L’enchaînement privilégie souvent la vitesse à la précision et l’hyperactivité à la réflexion, offrant des matches pauvres en occasions, et donc en buts. Ses deux passages dans le club athénien se sont conclus avec 31 buts marqués et 33 encaissés en 32 matches, mais les rencontres sont en mouvement perpétuel, sans véritables temps morts, dans un championnat où les équipes prennent rarement le temps d’installer la possession. A l’Atromitos, on voit souvent les défenseurs se faire quelques passes latérales, avant que l’un d’eux ne finisse par craquer, envoyant un long ballon vers l’attaquant, entouré d’adversaires qui prennent souvent le dessus, mais soutenu dans un second temps par des équipiers qui font la chasse au deuxième ballon pour profiter d’un match désorganisé.

Possession et passion

Parce qu’il faudra bien que son Standard ait parfois le ballon, quand l’adversaire refusera d’assumer la possession, il est indispensable de jeter un oeil au football de Ricardo Sa Pinto face à des adversaires modestes. Là, son Atromitos ne s’embarrasse pas de longues et méthodiques installations dans le camp adverse mais tente principalement de trouver ses ailiers dès que possible.

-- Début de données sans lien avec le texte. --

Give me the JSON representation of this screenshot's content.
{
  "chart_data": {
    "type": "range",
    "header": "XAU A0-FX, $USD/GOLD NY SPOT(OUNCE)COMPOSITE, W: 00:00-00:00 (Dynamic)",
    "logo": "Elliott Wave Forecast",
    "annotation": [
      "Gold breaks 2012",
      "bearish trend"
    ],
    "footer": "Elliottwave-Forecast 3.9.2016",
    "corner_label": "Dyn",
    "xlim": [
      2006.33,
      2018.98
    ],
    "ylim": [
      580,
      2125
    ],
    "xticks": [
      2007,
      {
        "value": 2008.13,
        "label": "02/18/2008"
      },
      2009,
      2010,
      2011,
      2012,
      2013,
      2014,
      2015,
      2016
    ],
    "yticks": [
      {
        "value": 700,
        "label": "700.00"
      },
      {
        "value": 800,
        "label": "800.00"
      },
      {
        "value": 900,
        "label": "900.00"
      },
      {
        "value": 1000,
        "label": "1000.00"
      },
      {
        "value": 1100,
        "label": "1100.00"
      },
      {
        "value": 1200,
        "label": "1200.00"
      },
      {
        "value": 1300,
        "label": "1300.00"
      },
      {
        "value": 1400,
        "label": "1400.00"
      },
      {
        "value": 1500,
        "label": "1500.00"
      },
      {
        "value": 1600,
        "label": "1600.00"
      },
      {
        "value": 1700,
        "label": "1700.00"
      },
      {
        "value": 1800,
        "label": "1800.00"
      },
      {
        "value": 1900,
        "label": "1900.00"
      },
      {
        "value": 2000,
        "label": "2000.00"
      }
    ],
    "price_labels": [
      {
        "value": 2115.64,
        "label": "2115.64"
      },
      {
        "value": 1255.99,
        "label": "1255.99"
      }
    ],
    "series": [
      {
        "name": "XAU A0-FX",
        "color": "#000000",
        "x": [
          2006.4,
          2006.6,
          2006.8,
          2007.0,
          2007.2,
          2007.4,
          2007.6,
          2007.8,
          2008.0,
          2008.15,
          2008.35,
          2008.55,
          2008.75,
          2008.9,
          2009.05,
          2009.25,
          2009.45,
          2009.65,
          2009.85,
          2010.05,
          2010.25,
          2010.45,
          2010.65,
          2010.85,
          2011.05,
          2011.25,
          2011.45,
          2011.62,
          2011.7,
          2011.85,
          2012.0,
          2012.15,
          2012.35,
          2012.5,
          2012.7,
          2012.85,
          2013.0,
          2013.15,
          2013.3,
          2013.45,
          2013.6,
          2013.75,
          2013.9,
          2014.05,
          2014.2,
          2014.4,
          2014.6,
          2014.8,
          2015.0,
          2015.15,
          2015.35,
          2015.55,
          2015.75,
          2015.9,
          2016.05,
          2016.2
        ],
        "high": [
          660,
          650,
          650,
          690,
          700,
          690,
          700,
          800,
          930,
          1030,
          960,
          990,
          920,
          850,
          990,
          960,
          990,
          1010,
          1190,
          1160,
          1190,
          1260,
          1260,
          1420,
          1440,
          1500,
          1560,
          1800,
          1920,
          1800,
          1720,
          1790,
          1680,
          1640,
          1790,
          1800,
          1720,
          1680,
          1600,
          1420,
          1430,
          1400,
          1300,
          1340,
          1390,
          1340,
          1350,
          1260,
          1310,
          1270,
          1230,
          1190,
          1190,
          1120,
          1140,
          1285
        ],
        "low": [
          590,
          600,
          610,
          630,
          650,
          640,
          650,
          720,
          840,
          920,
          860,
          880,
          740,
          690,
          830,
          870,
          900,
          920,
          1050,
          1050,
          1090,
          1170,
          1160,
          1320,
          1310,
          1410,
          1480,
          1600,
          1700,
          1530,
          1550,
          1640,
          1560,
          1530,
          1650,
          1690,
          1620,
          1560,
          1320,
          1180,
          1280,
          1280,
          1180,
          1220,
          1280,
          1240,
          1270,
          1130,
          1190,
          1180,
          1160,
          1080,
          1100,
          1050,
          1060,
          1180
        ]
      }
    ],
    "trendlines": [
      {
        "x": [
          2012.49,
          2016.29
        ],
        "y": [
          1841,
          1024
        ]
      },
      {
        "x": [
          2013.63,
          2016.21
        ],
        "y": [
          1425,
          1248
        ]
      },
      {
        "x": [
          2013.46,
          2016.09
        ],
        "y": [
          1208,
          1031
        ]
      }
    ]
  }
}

Généralement installés sur leur mauvais pied, pour qu’ils puissent rentrer dans le jeu et s’ouvrir une fenêtre de tir, les joueurs de couloir sont soutenus par des latéraux athlétiques, qu’ils utilisent souvent comme fausses pistes pour faire la différence en repiquant vers l’axe. Un joueur comme Junior Edmilson convient parfaitement au profil d’ailier préféré de son nouvel entraîneur, par sa capacité à créer le danger seul, avec ses dribbles et ses frappes à distance.

Difficile, vu l’état du noyau, de faire beaucoup plus de projections sur la première version footballistique de ce Standard portugais. Par contre, une chose est sûre : l’amour du maillot et les kilomètres parcourus seront les maîtres-mots, affichés en grand à l’entrée du chantier liégeois de Ricardo Sa Pinto. Le jeu sera peut-être aléatoire, mais la passion ne se négociera pas. L’esprit Standard est entre de bonnes mains.